The greater crisis for democracy than the insurrectionist Republicans is that the Democratic Party is now the George W. Bush Republican Party. Anyone who isn’t a violent fascist is out. Conservative corporatism is welcome in the Democratic Party. Centrism, let alone leftism, is out. From this confused point rises the opportunistic ideology of Greenwald.

The reason 1/6 and 9/11 discourse looks similar is because many of the same people (Bush Republicans) who were up in arms about 9/11 now have taken over the Democratic Party. This too is an insurrection. But this does not mean that Trump era fascism is revolutionary any more than 9/11 was. Both arose from failed states. States that were captured by elites left little space for citizens to make a living inside of the law.

But just like terrorists, the Trump era insurrectionists are useful to the powers that be. They give the state legitimacy it doesn’t have. Fear of these groups makes the citizens more reliant on the very elites that created the madness. So the fascists are not on our side either. Nor would we be wise to assume the Democrat’s shift to the right means a Republican shift to the left.

Fascism is simply an extension of neoliberalism which is simply an extension of capitalism. Just as neoliberalism accelerated capitalism we are seeing fascism accelerate neoliberalism. Much like the beginning of neoliberalism, the beginning of fascism is seen as an alternative rather than an acceleration of the past. The capturing of democracy by the Republican Party is the final nail in the coffin.

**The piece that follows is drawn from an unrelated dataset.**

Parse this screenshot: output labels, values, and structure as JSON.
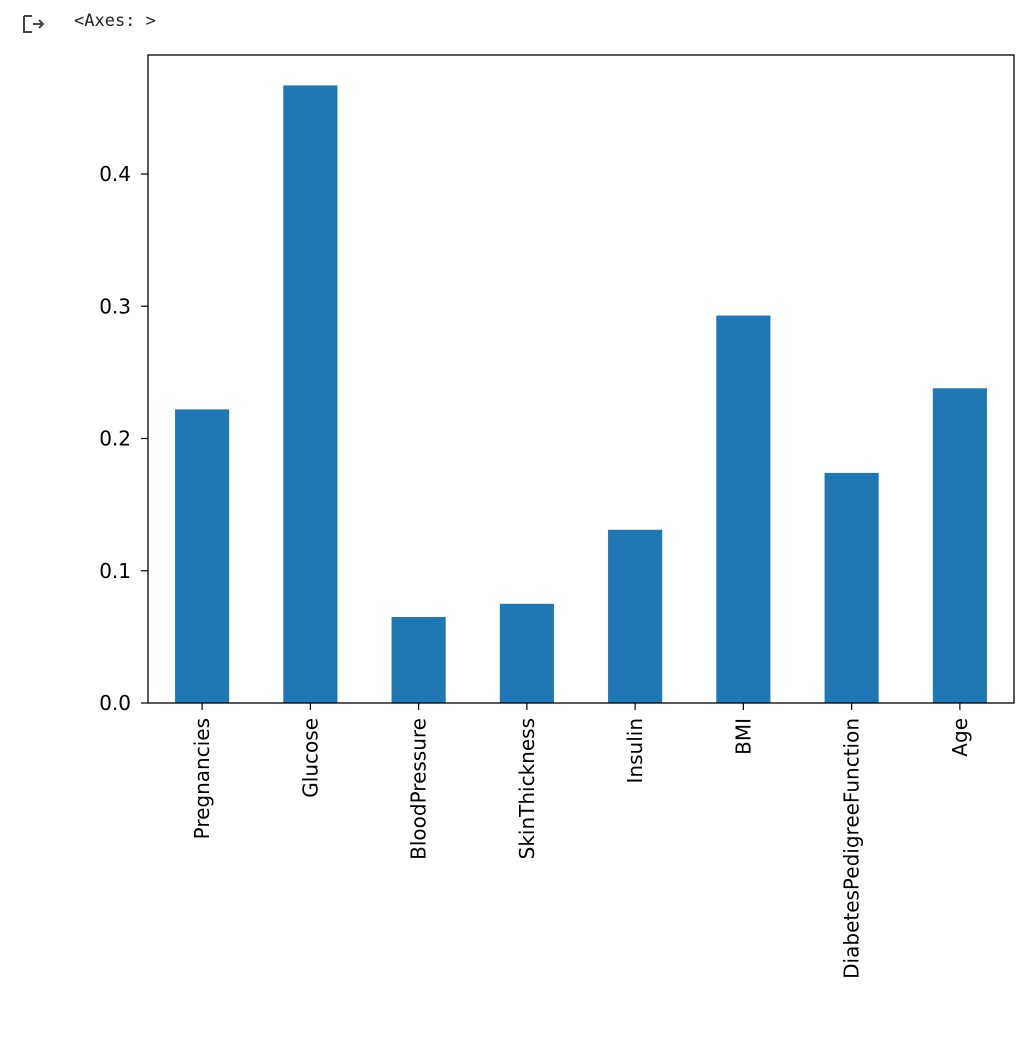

Things are getting worse and getting worse fast. The only way out is the dictatorship of the proletariat which Chris Cutrone calls for: “Marx argued that, short of the dictatorship of the proletariat, the state remained the “dictatorship of the bourgeoisie,” by which he meant the dictatorship of capital, or the state ruling in the interests of capital as a whole. This includes the workers who live and benefit by capital as it presently exists.”

Capitalism does not need democracy to function and it does better without it. What capitalism risks without democracy is discontent. If 1/6 is any indication a key component of post-democracy capitalism will be a discontented middle class to terrorize the working class.

In this sense, the American right, from top to bottom does not express a class interest in general. Rather the entire coalition can agree on its fascist goals because the goal is nihilism itself. When we acknowledge as Noam Chomsky does, that the Republican Party is the most dangerous organization in human history, we can begin to understand its unprecedented destruction of the world.

Why does anyone join in on the madness? Because it pays, sometimes. Because it’s fun. Because hurting others is sport. There is no reason for 1/6 or the rest of the agenda. The point is to destroy everything in the path of destruction.